Ainsi, le pays n’a exporté vers l’Union européenne que pour 14 milliards de dollars. Elle en a importé pour 220 milliards de dollars, soit 22 milliards de dollars par an. Il en a résulté un manque à gagner, sur dix ans, estimé à plus de 700 milliards de dinars (plus de 7 milliards de dollars) en termes de recettes fiscales, et, rien qu’en 2016, le manque à gagner s’est élevé à 120 milliards de dinars (1,2 milliard de dollars).  Aussi, des voix se sont fait entendre du côté algérien appelant à une révision de l’accord de manière à le rendre équilibré, plus acceptable. Il est possible et loisible aux deux parties de modifier l’accord, si elles ressentent le besoin de le faire. 

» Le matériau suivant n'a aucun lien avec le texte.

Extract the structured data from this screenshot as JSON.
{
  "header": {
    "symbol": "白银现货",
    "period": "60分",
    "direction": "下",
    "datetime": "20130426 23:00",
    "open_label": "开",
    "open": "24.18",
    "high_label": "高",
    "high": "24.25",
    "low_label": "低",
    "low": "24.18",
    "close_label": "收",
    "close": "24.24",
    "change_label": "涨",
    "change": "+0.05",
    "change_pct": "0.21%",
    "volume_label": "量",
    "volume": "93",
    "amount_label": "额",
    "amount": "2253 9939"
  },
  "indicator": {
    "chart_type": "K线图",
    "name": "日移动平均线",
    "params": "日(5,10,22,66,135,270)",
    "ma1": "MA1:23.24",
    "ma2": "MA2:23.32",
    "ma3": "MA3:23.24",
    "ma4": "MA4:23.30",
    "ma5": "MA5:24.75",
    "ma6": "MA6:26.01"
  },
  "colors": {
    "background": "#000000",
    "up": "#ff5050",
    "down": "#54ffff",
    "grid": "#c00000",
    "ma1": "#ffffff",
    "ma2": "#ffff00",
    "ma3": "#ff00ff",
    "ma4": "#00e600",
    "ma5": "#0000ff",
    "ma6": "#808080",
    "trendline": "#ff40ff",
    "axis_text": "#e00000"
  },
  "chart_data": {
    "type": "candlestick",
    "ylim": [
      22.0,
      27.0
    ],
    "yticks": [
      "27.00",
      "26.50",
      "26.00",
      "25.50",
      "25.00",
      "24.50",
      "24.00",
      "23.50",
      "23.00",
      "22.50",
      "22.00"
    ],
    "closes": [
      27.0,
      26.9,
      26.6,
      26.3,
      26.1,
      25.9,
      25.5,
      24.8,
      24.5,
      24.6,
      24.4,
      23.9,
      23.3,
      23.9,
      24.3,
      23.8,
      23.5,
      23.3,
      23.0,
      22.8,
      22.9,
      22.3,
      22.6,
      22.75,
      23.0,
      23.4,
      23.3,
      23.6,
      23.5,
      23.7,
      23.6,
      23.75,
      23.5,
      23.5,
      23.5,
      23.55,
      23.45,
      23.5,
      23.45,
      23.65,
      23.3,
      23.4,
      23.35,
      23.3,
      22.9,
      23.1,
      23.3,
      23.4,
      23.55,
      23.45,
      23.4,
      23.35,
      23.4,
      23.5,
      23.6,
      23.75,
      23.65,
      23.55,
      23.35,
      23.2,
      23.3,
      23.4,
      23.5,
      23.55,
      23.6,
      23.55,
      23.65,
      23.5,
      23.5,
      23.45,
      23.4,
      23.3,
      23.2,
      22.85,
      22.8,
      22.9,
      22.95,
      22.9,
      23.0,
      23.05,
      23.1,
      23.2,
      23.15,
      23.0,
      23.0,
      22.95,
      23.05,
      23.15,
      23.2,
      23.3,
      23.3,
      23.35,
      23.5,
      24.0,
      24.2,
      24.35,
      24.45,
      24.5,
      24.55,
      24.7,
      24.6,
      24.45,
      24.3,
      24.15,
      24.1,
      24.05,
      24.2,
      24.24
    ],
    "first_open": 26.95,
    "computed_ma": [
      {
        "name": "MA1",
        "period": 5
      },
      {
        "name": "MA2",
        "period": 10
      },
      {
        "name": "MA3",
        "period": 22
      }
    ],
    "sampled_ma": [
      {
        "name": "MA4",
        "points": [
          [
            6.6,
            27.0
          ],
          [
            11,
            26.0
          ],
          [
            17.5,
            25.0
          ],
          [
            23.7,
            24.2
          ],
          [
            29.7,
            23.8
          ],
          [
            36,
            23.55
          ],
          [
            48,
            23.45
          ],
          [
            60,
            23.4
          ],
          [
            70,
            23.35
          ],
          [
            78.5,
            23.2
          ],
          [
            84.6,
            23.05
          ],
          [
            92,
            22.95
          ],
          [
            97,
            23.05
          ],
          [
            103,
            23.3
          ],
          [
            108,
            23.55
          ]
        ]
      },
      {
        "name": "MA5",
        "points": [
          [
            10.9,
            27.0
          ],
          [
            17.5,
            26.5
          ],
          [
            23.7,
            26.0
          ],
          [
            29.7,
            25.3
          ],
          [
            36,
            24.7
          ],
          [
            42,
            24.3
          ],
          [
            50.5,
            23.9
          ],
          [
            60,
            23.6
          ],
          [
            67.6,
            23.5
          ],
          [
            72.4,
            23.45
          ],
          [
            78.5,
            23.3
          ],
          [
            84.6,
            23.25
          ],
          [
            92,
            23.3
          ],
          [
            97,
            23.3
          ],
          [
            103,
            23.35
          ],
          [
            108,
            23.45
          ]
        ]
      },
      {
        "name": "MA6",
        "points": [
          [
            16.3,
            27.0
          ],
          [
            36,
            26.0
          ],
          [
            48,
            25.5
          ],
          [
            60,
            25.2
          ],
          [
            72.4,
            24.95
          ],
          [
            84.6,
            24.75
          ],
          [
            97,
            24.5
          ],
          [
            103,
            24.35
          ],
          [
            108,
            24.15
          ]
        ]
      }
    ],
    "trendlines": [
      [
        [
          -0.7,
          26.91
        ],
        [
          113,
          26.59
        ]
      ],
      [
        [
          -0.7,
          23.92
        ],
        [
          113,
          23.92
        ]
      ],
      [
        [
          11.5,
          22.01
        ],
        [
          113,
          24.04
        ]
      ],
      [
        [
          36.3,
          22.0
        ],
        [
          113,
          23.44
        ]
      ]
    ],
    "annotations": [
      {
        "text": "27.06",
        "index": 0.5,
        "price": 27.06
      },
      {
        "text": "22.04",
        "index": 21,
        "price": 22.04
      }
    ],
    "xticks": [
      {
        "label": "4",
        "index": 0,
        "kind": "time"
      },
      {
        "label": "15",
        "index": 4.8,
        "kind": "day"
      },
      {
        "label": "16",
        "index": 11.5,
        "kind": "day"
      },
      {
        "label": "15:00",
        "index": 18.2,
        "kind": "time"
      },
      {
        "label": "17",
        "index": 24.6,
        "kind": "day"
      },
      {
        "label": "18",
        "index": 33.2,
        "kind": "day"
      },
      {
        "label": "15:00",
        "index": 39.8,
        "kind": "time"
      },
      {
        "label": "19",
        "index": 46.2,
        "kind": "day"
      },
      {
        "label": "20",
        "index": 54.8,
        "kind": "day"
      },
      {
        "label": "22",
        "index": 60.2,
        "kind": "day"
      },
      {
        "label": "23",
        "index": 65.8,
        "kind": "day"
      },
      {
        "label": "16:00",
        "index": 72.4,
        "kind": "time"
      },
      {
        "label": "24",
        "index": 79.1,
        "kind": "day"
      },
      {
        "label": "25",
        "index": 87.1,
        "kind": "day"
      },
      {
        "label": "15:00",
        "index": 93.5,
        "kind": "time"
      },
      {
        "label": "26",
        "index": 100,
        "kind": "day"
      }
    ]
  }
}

Mais aux dernières nouvelles, aucune des deux parties n’a évoqué cela de manière officielle. Dans le cadre de cet accord, les produits originaires d’Algérie (produits listés) sont admis à l’importation dans l’espace européen, en exemption de droits de douane et taxes d’effet équivalent et de restrictions quantitatives ou mesures d’effet équivalent. Et les droits de douane et taxes d’effet équivalent applicables à l’importation en Algérie aux produits originaires de l’espace européen (produits listés) sont supprimés dès l’entrée en vigueur de l’accord. 
Les droits de douane et taxes d’effet équivalent sont éliminés progressivement selon un calendrier établi d’un commun accord. En cas de difficultés graves pour un produit donné, le calendrier peut être révisé d’un commun accord par le comité d’association, étant entendu que le calendrier pour lequel la révision a été demandée ne peut être prolongé pour le produit concerné au-delà de la période maximale de transition. Si le Comité d’association n’a pas pris de décision dans les trente jours suivant la notification de la demande de l’Algérie de réviser le calendrier, celui-ci peut, à titre provisoire, suspendre le calendrier pour une période ne pouvant dépasser une année. 
Des mesures exceptionnelles de durée limitée peuvent être prises par l’Algérie sous forme de droits de douane majorés ou rétablis. Ces mesures ne peuvent s’appliquer qu’à des industries naissantes ou à certains secteurs en restructuration ou confrontés à de sérieuses difficultés, surtout lorsque ces difficultés entraînent de graves problèmes sociaux. Les droits de douane à l’importation applicables en Algérie à des produits originaires de l’Union européenne, introduites par ces mesures, ne peuvent excéder 2% ad valorem (selon la valeur) et doivent maintenir un élément de préférence pour les produits originaires de l’Union. 
La valeur totale des importations des produits soumis à ces mesures ne peut excéder 15% des importations totales de l’Union en produits industriels, au cours de la dernière année pour laquelle des statistiques sont disponibles. 
Ces mesures sont appliquées pour une période n’excédant pas cinq ans à moins qu’une durée plus longue ne soit autorisée par le comité d’association. Elles cessent d’être applicables au plus tard à l’expiration de la période maximale de transition.